We smiled intimately at one another before turning our attention back to our food. Over the last few weeks, our relationship had grown pretty intense. It was already intense before so that was saying something. People were right when they said sex changes things. For Jake and me, it had brought us closer but had also added this edge of possessiveness that I wasn’t expecting. On both sides. If I saw him laughing with another girl, I’d feel a pang in my chest I didn’t like and I had to remind myself that Jake loved me. It became pretty clear, however, that Jake was as susceptible to those emotions as I was. Case in point, his attitude toward Alex. I still talked to Alex at school and two weeks ago when Jake came upon us laughing at my locker, he’d made it clear on the ride home that he hadn’t liked it. We argued. There was shouting and yelling and even some growling. My intention had been to jump out of Hendrix angry and without saying goodbye, but Jake hadn’t liked that, either—proving so by yanking me across the cab and practically into his lap so he could kiss the anger right out of me.

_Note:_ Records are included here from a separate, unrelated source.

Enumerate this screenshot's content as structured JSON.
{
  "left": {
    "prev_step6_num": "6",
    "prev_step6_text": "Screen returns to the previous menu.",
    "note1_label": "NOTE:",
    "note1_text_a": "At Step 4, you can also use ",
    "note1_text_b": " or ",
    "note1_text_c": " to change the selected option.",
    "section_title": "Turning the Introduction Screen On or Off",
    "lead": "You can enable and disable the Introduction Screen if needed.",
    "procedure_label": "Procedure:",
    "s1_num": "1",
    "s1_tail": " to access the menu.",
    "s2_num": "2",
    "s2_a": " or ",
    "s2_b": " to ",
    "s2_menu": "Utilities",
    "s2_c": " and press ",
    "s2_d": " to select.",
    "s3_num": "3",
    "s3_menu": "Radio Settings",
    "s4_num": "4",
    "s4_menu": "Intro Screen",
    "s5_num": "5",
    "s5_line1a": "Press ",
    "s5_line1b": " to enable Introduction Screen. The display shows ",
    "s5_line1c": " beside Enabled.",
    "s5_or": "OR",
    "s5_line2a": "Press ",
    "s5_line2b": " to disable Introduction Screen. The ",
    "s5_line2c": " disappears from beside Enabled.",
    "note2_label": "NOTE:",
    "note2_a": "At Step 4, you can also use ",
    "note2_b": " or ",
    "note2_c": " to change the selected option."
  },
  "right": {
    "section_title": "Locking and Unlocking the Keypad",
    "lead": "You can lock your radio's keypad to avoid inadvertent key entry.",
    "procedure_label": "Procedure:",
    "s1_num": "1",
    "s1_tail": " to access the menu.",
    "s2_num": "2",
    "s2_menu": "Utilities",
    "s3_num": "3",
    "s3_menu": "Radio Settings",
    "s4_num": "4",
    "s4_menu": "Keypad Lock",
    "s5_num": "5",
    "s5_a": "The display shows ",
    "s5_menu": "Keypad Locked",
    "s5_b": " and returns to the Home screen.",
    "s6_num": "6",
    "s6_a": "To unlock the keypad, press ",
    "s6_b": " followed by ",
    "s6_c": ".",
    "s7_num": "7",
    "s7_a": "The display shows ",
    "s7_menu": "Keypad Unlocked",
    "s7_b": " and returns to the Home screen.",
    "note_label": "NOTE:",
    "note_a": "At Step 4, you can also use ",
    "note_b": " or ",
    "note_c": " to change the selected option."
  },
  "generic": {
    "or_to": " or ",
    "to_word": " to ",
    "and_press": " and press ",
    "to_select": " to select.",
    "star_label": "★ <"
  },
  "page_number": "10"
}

I talked to my mom about our arguments but she said she’d been the same with Dad when they were just starting out. They butted heads quite a bit and their “discussions” could get heated, but it was all in passion, not volatility. They were just trying to figure each other out.

They still butted heads and were still crazy about each other, so I wasn’t going to worry about petty clashes between Jake and me.

It was far better putting my thoughts toward the next time and place we could use to be alone. Sneaking around to have sex was not easy when both sets of parents took preventing that very seriously. However, it wasn’t quite impossible. Since our first time six weeks ago, we’d had sex seven times. Yes, I was counting. We managed to find alone time at least once a week, but since the sex just kept getting better and (oh my God) better, it was difficult to focus on anything other than sex with Jake.